Più prudente appariva invece la scelta di prevedere l'operatività delle norme in materia di rinvio pregiudiziale, di cui all'art. 363-bis c.p.c., a far data dal 30 giugno 2023; salvo precisare che l'ambito d'applicazione del nuovo istituto avrebbe riguardato sia i procedimenti di merito di nuova introduzione, sia quelli pendenti; ciò nell'auspicio che l'impiego del rinvio pregiudiziale contribuisca ad evitare il proliferare di procedimenti seriali vertenti su identiche questioni di diritto.
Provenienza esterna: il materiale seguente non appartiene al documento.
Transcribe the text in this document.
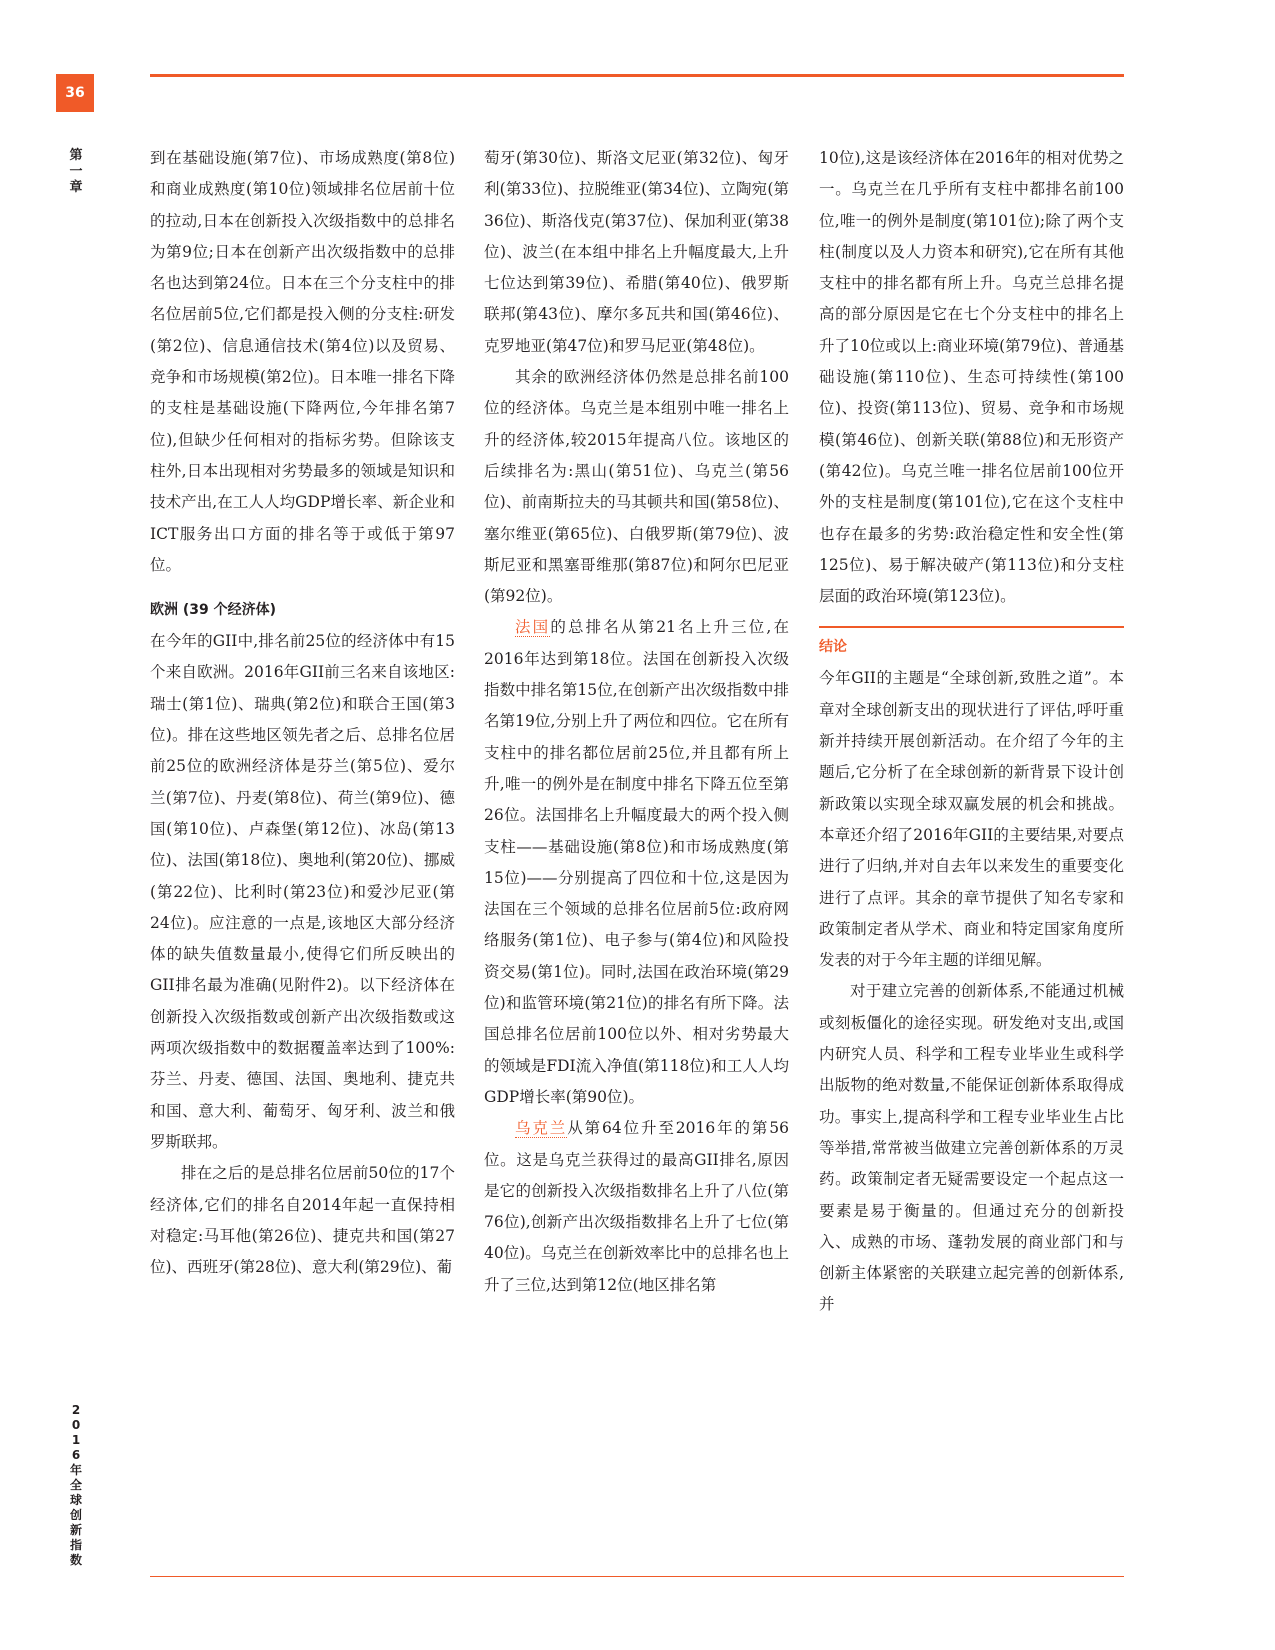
36
第一章
2016年全球创新指数

到在基础设施(第7位)、市场成熟度(第8位)和商业成熟度(第10位)领域排名位居前十位的拉动,日本在创新投入次级指数中的总排名为第9位;日本在创新产出次级指数中的总排名也达到第24位。日本在三个分支柱中的排名位居前5位,它们都是投入侧的分支柱:研发(第2位)、信息通信技术(第4位)以及贸易、竞争和市场规模(第2位)。日本唯一排名下降的支柱是基础设施(下降两位,今年排名第7位),但缺少任何相对的指标劣势。但除该支柱外,日本出现相对劣势最多的领域是知识和技术产出,在工人人均GDP增长率、新企业和ICT服务出口方面的排名等于或低于第97位。

欧洲 (39 个经济体)

在今年的GII中,排名前25位的经济体中有15个来自欧洲。2016年GII前三名来自该地区:瑞士(第1位)、瑞典(第2位)和联合王国(第3位)。排在这些地区领先者之后、总排名位居前25位的欧洲经济体是芬兰(第5位)、爱尔兰(第7位)、丹麦(第8位)、荷兰(第9位)、德国(第10位)、卢森堡(第12位)、冰岛(第13位)、法国(第18位)、奥地利(第20位)、挪威(第22位)、比利时(第23位)和爱沙尼亚(第24位)。应注意的一点是,该地区大部分经济体的缺失值数量最小,使得它们所反映出的GII排名最为准确(见附件2)。以下经济体在创新投入次级指数或创新产出次级指数或这两项次级指数中的数据覆盖率达到了100%:芬兰、丹麦、德国、法国、奥地利、捷克共和国、意大利、葡萄牙、匈牙利、波兰和俄罗斯联邦。

排在之后的是总排名位居前50位的17个经济体,它们的排名自2014年起一直保持相对稳定:马耳他(第26位)、捷克共和国(第27位)、西班牙(第28位)、意大利(第29位)、葡

萄牙(第30位)、斯洛文尼亚(第32位)、匈牙利(第33位)、拉脱维亚(第34位)、立陶宛(第36位)、斯洛伐克(第37位)、保加利亚(第38位)、波兰(在本组中排名上升幅度最大,上升七位达到第39位)、希腊(第40位)、俄罗斯联邦(第43位)、摩尔多瓦共和国(第46位)、克罗地亚(第47位)和罗马尼亚(第48位)。

其余的欧洲经济体仍然是总排名前100位的经济体。乌克兰是本组别中唯一排名上升的经济体,较2015年提高八位。该地区的后续排名为:黑山(第51位)、乌克兰(第56位)、前南斯拉夫的马其顿共和国(第58位)、塞尔维亚(第65位)、白俄罗斯(第79位)、波斯尼亚和黑塞哥维那(第87位)和阿尔巴尼亚(第92位)。

法国的总排名从第21名上升三位,在2016年达到第18位。法国在创新投入次级指数中排名第15位,在创新产出次级指数中排名第19位,分别上升了两位和四位。它在所有支柱中的排名都位居前25位,并且都有所上升,唯一的例外是在制度中排名下降五位至第26位。法国排名上升幅度最大的两个投入侧支柱——基础设施(第8位)和市场成熟度(第15位)——分别提高了四位和十位,这是因为法国在三个领域的总排名位居前5位:政府网络服务(第1位)、电子参与(第4位)和风险投资交易(第1位)。同时,法国在政治环境(第29位)和监管环境(第21位)的排名有所下降。法国总排名位居前100位以外、相对劣势最大的领域是FDI流入净值(第118位)和工人人均GDP增长率(第90位)。

乌克兰从第64位升至2016年的第56位。这是乌克兰获得过的最高GII排名,原因是它的创新投入次级指数排名上升了八位(第76位),创新产出次级指数排名上升了七位(第40位)。乌克兰在创新效率比中的总排名也上升了三位,达到第12位(地区排名第

10位),这是该经济体在2016年的相对优势之一。乌克兰在几乎所有支柱中都排名前100位,唯一的例外是制度(第101位);除了两个支柱(制度以及人力资本和研究),它在所有其他支柱中的排名都有所上升。乌克兰总排名提高的部分原因是它在七个分支柱中的排名上升了10位或以上:商业环境(第79位)、普通基础设施(第110位)、生态可持续性(第100位)、投资(第113位)、贸易、竞争和市场规模(第46位)、创新关联(第88位)和无形资产(第42位)。乌克兰唯一排名位居前100位开外的支柱是制度(第101位),它在这个支柱中也存在最多的劣势:政治稳定性和安全性(第125位)、易于解决破产(第113位)和分支柱层面的政治环境(第123位)。

结论

今年GII的主题是“全球创新,致胜之道”。本章对全球创新支出的现状进行了评估,呼吁重新并持续开展创新活动。在介绍了今年的主题后,它分析了在全球创新的新背景下设计创新政策以实现全球双赢发展的机会和挑战。本章还介绍了2016年GII的主要结果,对要点进行了归纳,并对自去年以来发生的重要变化进行了点评。其余的章节提供了知名专家和政策制定者从学术、商业和特定国家角度所发表的对于今年主题的详细见解。

对于建立完善的创新体系,不能通过机械或刻板僵化的途径实现。研发绝对支出,或国内研究人员、科学和工程专业毕业生或科学出版物的绝对数量,不能保证创新体系取得成功。事实上,提高科学和工程专业毕业生占比等举措,常常被当做建立完善创新体系的万灵药。政策制定者无疑需要设定一个起点这一要素是易于衡量的。但通过充分的创新投入、成熟的市场、蓬勃发展的商业部门和与创新主体紧密的关联建立起完善的创新体系,并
In questo già complesso e disomogeneo quadro normativo, è intervenuta la recente legge di bilancio (la n. 197 del 2022) che ha di fatto anticipato al 28 febbraio 2023, rispetto alla data del 30 giugno 2023, individuata in precedenza dal d. lgs. n. 149 del 2022.

Riferimenti
  • C. Asprella, Riforma processo civile: il rinvio pregiudiziale in cassazione, in IUS Processo civile (ius.giuffrefl.it), del 10 novembre 2022;
  • A. Briguglio, Il rinvio pregiudiziale interpretativo alla Corte di cassazione, in www.judicium.it, del 21 dicembre 2022;
  • B. Capponi, La nomofilachia tra equivoci ed autoritarismi, in www.judicium.it, del 6 luglio 2022;
  • E. D'Alessandro, Il procedimento pregiudiziale interpretativo dinanzi alla Corte di giustizia, Torino 2011;
  • M. Fabiani, Rinvio pregiudiziale alla corte di cassazione: una soluzione che non alimenta davvero il dibattito scientifico, in Riv. dir. proc., 2022, 197 ss.;
  • A. Graziosi, La riforma del giudizio in cassazione nell'anno 2022, in Judicium, 2022, 561 ss.;
  • G. Scarselli, Note sul rinvio pregiudiziale alla Corte di cassazione di una questione di diritto da parte del giudice di merito, in www.giustiziainsieme.it dal 5 luglio 2021;
  • E. Scoditti, Brevi note sul nuovo istituto del rinvio pregiudiziale in cassazione, in www.questionegiustizia.it, 2021, 3 ss.;
  • G. Trisorio Liuzzi, La riforma della giustizia civile: il nuovo istituto del rinvio pregiudiziale, in www.judicium.it, del 10 dicembre 2021.